A project tasked with generating new antibiotics from microbes found in the coldest and deepest parts of the oceans has won a European communications award.
Led by the University of Aberdeen, scientists from across Europe are probing previously untapped oceanic trenches and the Arctic and Antarctic seafloor to collect samples of mud and sediment in a bid to uncover new bacteria that can produce novel antibiotics.
The project won the Engaging Citizens category at the CommNet Impact Awards in Brussels, Belgium on December 3, and was praised for the high volume of media attention it had generated.
The project has been the subject of features by the BBC, Al Jazeera television and New Scientist, to name but a few, and has gained coverage across the globe.
Project leader Professor Marcel Jaspars, professor of Chemistry at the University of Aberdeen, said: “This is a hugely important project and that has been reflected in the amount of public interest and media coverage it has received.

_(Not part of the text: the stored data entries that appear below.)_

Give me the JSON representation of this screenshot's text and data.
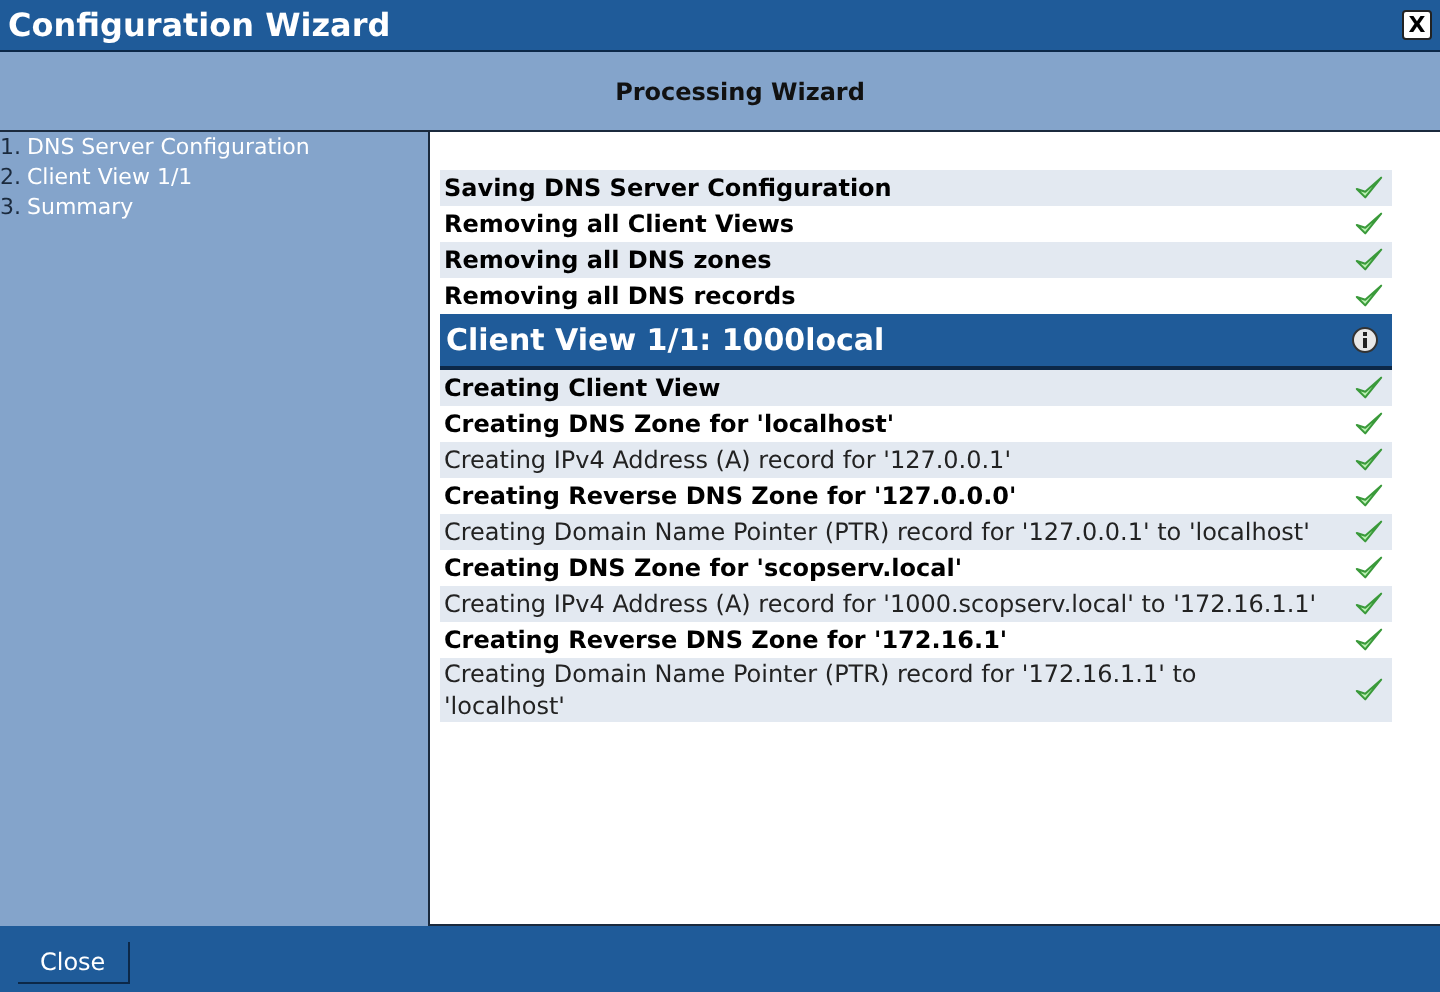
{
  "window": {
    "title": "Configuration Wizard",
    "close": "X"
  },
  "heading": "Processing Wizard",
  "steps": [
    {
      "number": "1.",
      "label": "DNS Server Configuration"
    },
    {
      "number": "2.",
      "label": "Client View 1/1"
    },
    {
      "number": "3.",
      "label": "Summary"
    }
  ],
  "sections": [
    {
      "rows": [
        {
          "kind": "task",
          "text": "Saving DNS Server Configuration",
          "done": true
        },
        {
          "kind": "task",
          "text": "Removing all Client Views",
          "done": true
        },
        {
          "kind": "task",
          "text": "Removing all DNS zones",
          "done": true
        },
        {
          "kind": "task",
          "text": "Removing all DNS records",
          "done": true
        }
      ]
    },
    {
      "title": "Client View 1/1: 1000local",
      "info": true,
      "rows": [
        {
          "kind": "task",
          "text": "Creating Client View",
          "done": true
        },
        {
          "kind": "task",
          "text": "Creating DNS Zone for 'localhost'",
          "done": true
        },
        {
          "kind": "record",
          "text": "Creating IPv4 Address (A) record for '127.0.0.1'",
          "done": true
        },
        {
          "kind": "task",
          "text": "Creating Reverse DNS Zone for '127.0.0.0'",
          "done": true
        },
        {
          "kind": "record",
          "text": "Creating Domain Name Pointer (PTR) record for '127.0.0.1' to 'localhost'",
          "done": true
        },
        {
          "kind": "task",
          "text": "Creating DNS Zone for 'scopserv.local'",
          "done": true
        },
        {
          "kind": "record",
          "text": "Creating IPv4 Address (A) record for '1000.scopserv.local' to '172.16.1.1'",
          "done": true
        },
        {
          "kind": "task",
          "text": "Creating Reverse DNS Zone for '172.16.1'",
          "done": true
        },
        {
          "kind": "record",
          "text": "Creating Domain Name Pointer (PTR) record for '172.16.1.1' to 'localhost'",
          "done": true
        }
      ]
    }
  ],
  "buttons": [
    "Close"
  ]
}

We welcome this award and look forward to having more positive results to publicise in the future.”
CommNet’s aim is to facilitate the communication of EU Bioeconomy research to the general public and to key target groups.
The CommNet awards honour projects working across the bioeconomy, that have demonstrated excellence in communicating to European citizens, policy-makers, industry or young people.
The four categories were Engaging industry, Engaging policy makers, Engaging citizens and Inspiring young people.